Write 5-10 words that describe your blog, books, or niche.
Everything creative I do comes back to writing, so I knew that was key for me. Writing books is my priority, but I also wanted to blog along the way for three reasons:
1. To practice self-discipline by posting regularly
2. To connect with and help other writers by sharing what I learn as an author
3. To connect with potential readers of women’s fiction
I know this is obvious, but think about why you’re blogging. If it helps, set a timer for five minutes and just GO. Scribble or type every word you can think of that relates to who you are, what you write, and why you write.
Write 5-10 goals for your blog.
When those first five minutes are up, get a fresh sheet of paper ready to go. Now set the timer for five minutes again. This time write down your GOALS for your blog: Do you want to grow your readership for your books? Do you want to connect with other novelists, poets, or creative writers? Do you want to attract clients for your resume writing business? Do you want to replace your income, boost your spending money, provide encouragement and value to others, or simply blog just for the fun of it?
When that’s finished, look at your words and your goals side by side.

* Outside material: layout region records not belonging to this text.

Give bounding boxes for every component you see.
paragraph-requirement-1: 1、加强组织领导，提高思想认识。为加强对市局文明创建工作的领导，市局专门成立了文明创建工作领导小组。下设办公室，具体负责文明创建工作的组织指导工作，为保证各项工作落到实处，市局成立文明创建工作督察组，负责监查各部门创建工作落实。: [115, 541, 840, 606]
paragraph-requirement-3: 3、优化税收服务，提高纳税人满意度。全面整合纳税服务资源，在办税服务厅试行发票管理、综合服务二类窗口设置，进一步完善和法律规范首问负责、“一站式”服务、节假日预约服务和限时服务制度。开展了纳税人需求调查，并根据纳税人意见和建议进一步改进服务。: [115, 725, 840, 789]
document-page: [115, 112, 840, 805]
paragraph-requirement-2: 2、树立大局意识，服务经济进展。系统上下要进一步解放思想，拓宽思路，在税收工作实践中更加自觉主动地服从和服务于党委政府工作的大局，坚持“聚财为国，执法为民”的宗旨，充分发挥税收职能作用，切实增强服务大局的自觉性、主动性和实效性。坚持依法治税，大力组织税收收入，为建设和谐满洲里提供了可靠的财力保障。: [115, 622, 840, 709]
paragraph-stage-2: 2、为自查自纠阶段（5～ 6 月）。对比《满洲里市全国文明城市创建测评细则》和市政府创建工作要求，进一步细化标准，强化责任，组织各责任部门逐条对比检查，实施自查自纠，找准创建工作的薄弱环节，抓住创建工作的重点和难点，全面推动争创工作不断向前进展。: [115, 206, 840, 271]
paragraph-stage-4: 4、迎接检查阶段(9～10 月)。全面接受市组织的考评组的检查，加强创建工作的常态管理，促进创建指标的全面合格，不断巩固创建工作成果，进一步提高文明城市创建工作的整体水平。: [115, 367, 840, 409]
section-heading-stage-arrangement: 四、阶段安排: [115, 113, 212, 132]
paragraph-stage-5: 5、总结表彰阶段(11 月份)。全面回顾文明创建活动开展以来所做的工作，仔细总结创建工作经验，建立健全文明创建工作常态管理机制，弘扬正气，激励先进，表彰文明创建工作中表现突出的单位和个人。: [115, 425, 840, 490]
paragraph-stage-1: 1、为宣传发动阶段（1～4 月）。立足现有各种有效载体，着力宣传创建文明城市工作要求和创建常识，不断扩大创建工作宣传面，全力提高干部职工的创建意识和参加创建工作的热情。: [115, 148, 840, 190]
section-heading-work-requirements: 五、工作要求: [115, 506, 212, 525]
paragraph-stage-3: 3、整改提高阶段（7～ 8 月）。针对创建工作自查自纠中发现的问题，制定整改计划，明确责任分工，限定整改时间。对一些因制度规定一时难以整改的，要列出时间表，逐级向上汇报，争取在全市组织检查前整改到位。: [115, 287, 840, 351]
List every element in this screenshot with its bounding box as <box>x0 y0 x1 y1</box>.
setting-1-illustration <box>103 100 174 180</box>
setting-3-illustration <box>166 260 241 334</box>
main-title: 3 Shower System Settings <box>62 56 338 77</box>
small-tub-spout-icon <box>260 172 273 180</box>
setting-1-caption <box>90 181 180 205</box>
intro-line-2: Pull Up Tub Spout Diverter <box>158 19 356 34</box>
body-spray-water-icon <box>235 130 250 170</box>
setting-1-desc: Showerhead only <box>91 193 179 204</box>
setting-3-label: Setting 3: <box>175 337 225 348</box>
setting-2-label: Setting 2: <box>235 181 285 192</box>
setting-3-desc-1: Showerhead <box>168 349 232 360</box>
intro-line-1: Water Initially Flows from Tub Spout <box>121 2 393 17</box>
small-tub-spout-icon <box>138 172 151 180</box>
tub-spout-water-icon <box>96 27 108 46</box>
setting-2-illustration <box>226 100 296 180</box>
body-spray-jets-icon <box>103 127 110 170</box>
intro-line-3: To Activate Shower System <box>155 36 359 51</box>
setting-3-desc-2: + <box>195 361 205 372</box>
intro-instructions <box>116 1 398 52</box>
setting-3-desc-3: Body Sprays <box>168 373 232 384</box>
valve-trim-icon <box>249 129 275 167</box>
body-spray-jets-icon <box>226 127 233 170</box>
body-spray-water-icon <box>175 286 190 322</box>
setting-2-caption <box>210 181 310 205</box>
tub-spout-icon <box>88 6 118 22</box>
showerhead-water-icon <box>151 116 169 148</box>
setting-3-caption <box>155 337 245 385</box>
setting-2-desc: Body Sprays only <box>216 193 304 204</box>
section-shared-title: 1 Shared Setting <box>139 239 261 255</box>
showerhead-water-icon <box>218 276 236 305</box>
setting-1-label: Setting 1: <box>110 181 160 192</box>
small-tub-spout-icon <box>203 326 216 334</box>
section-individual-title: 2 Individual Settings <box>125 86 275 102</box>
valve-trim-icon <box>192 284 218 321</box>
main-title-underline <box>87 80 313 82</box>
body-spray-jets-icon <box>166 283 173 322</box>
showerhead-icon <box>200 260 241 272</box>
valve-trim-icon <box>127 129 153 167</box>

What overlaps? What are some common variables? This is where you’ll really hone in on the topics you’ll cover (i.e. your focus, or niche) so you can come up with relevant blog post ideas. This will also help you decide how often to post. If it’s mainly a hobby, you can totally get away with posting once or twice a month. If you plan to use your blog to grow a freelance business, however, you’ll need to post more frequently. Either way, aim to provide valuable content to your ideal reader.
Make your categorized list.
Organizing nerds like me love the word “categorized.” It just sounds so neat and precise. (I think I like it so much because it’s the complete opposite of my mind, but anyway.)
This is where you can list the main topics or categories you’ll cover on your blog. Here are the ones I gathered from my own brainstorming session:
Organization for Writers
Finance for Writers
Book Reviews & Author Interviews
Once I chose the general topics above, I listed them out in a blank Word document titled “Post Ideas by Category.” Under each one, I just went for it. Without overthinking, I listed every single blog post idea I could think of off the top of my head. For example, under “Writing Inspiration” I quickly listed things like writing through discouragement, dealing with rejection, inspiring writing quotes, and handling writer’s block. I did this for each category until I couldn’t think of anything else.
When you do this, you’ll notice that some categories fill up more quickly than others. For instance, I had a much easier time coming up with ideas for “Organization for Writers” than I did for “Editing.” When you finish, look at the categories you filled up compared to the ones that only have three or four ideas. This will help you narrow your niche even more.
If you’re struggling to come up with anything, check out this post on generating blog post ideas using Google’s keyword planner.
By the time I’d finished my quick brainstorming session, I had over fifty blog post ideas — that’s at least one for every week of the year. And it only took me about twenty minutes. You may have more or less. Even if you write down a bunch of crappy ideas, it’s still better to have the option to cross them off your list than to have no ideas at all.
You know how a professional photographer will take hundreds, maybe even thousands of pictures while only a select few make the cut? This is no different. You’re creative, and you have great ideas going on up there. So get them all down on paper and see where they lead.